Redlining is an honored practice in the US. The University of Orange, as part of the 2015 Jan term, led a trip to the National Archives in College Park to collect maps and survey forms as part of a national project to get all the redlining maps online. This will enable all of us to understand what happened in 1937, when the federal government sent surveyors out to 200 American cities, looking for "undesirable racial elements" so that banks could be warned about neighborhoods deemed unworthy of their money. This damnable process has long since been outlawed as such, but racism is a clever germ, and constantly mutates. One scientist compared it to HIV, which is the fastest mutating organism we know. What's the latest mutation? Instead of warning about "undesirable racial elements," Movoto Insider warns against crime, with an article, "These are the 10 most dangerous places in New Jersey." Hint: you don't want to buy a house there and if you live there, LEAVE. We, at Movoto, can help you get a home in one of those safe cities for which New Jersey is famed. Of the top 20 cities for Black population in NJ, 10 are listed in Movoto's top 50 for crime. This is another way of redlining, calling out these cities for their troubles, unbalanced by their history, strengths or hopes. This is the old wine of redlining in a new bottle of "danger."
Sunday, February 1, 2015
What the "Main Street Kiss" teaches us about Ebola
In 2009 Matthew Aune and Derek Jones were strolling through Main Street Plaza. Aune gave Jones a kiss on the cheek and they were immediately stopped by security guards, thrown to the ground, handcuffed and arrested. While "Main Street" seems like a fine place to show a little affection, one block of Main Street in Salt Lake City was "bought" by the Church of Jesus Christ of Latter-Day Saints and is private property. No kissing, short shorts, sunbathing -- only strictly modest behavior allowed. Aune and Jones protested and LGBTQ community of Salt Lake City supported them by holding a "kiss-in." This opened the door to private talks between leaders of the LDS Church and the LBGTQ community. The talks gradually led to increased understanding and paved the way for a historic breakthrough and protections for gay rights in Salt Lake City.
What is so interesting about this story is that it illustrates the kind of magical transformations that can occur in cities -- and which I think of as "urban alchemy." It helps us understand the remarkable report in today's NY Times that people in Liberia, Sierra Leone and Guinea found ways to manage the Ebola crisis.
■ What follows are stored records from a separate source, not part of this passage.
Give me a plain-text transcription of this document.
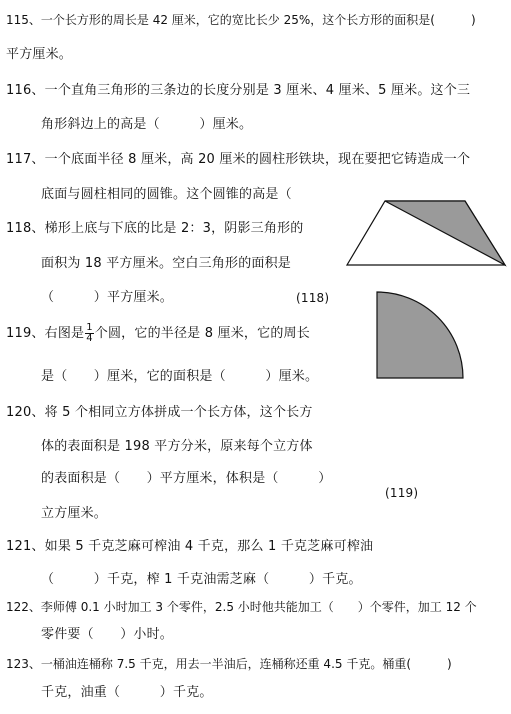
115、一个长方形的周长是 42 厘米，它的宽比长少 25%，这个长方形的面积是(　　　)
平方厘米。
116、一个直角三角形的三条边的长度分别是 3 厘米、4 厘米、5 厘米。这个三
角形斜边上的高是（　　　）厘米。
117、一个底面半径 8 厘米，高 20 厘米的圆柱形铁块，现在要把它铸造成一个
底面与圆柱相同的圆锥。这个圆锥的高是（
118、梯形上底与下底的比是 2：3，阴影三角形的
面积为 18 平方厘米。空白三角形的面积是
（　　　）平方厘米。	(118)
119、右图是 $\frac{1}{4}$ 个圆，它的半径是 8 厘米，它的周长
是（　　）厘米，它的面积是（　　　）厘米。
120、将 5 个相同立方体拼成一个长方体，这个长方
体的表面积是 198 平方分米，原来每个立方体
的表面积是（　　）平方厘米，体积是（　　　）
(119)
立方厘米。
121、如果 5 千克芝麻可榨油 4 千克，那么 1 千克芝麻可榨油
（　　　）千克，榨 1 千克油需芝麻（　　　）千克。
122、李师傅 0.1 小时加工 3 个零件，2.5 小时他共能加工（　　）个零件，加工 12 个
零件要（　　）小时。
123、一桶油连桶称 7.5 千克，用去一半油后，连桶称还重 4.5 千克。桶重(　　　)
千克，油重（　　　）千克。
The Ebola epidemic has been worse than it needed to be, but much smaller than at one point we thought it might be. It was worse because of international disarray. But it is smaller that it might have been because people, faced with an impossible situation, took matters into their own hands and developed strategies for epidemic management.
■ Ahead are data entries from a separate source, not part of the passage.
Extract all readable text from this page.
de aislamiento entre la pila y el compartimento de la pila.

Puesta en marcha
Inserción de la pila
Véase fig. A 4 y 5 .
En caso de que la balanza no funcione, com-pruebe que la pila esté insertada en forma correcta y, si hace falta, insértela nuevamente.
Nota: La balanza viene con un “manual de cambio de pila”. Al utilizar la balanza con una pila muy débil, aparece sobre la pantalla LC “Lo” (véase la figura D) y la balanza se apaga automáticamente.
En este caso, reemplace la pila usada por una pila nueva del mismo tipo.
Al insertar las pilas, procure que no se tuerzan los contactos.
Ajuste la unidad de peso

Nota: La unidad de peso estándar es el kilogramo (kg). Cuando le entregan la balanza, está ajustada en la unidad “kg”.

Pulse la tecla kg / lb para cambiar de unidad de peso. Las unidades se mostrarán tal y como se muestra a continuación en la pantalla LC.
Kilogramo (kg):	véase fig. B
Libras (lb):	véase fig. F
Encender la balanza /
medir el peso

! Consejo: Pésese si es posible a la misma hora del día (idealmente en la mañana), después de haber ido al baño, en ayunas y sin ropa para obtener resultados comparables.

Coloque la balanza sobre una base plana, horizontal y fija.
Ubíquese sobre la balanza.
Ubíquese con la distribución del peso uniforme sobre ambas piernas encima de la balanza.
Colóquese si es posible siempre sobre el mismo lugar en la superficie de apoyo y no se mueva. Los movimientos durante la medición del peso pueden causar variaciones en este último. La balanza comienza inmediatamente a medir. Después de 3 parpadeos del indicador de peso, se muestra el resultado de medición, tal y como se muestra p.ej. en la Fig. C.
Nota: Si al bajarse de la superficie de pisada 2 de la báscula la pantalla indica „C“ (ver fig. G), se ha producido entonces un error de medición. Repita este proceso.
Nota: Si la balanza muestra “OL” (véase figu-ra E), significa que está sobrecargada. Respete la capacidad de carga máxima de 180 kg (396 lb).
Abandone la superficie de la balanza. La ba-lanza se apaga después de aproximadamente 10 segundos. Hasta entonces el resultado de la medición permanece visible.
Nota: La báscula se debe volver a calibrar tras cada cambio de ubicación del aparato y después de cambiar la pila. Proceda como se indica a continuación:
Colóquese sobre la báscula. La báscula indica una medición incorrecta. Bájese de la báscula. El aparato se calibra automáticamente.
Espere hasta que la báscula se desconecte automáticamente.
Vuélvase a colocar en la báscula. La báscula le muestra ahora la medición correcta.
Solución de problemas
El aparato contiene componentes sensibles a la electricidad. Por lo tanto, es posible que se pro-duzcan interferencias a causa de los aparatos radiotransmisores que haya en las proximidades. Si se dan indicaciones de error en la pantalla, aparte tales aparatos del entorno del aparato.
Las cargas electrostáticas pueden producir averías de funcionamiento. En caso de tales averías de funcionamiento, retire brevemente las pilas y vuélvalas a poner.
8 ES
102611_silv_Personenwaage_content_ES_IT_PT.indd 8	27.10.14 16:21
The Times article points out that people changed their behavior and this was particularly powerful in the urban settings. One story seemed to capture of lot of what on the ground. A neighborhood health group took charge of protecting people from Ebola.
"In September, as the epidemic widened, the group’s chairman, Jeremiah Fahnbulleh, 27, another technical college graduate, proposed two measures that many communities would adopt in one form or another: outsiders would not be allowed to spend the night in Parker Paint; and residents leaving Parker Paint for more than two consecutive nights would be placed under quarantine upon their return.
Standing under a mango tree next to his family home, a transistor radio at his side, Mr. Fahnbulleh said he came up with the idea after listening to the radio during a sleepless night.
'The thought came to me that Ebola came from one place to another, from house to house, from community to community,” he said. “Listening to the radio, I got to know how people got infected.'"
People in cities, confronted with serious problems, get ideas for how to solve them. This can lead to changes that defy our predictions and that promote the general well-being beyond our wildest dreams. This is a profound lesson about the ways in which change can happen at blinding speed and with extraordinary power.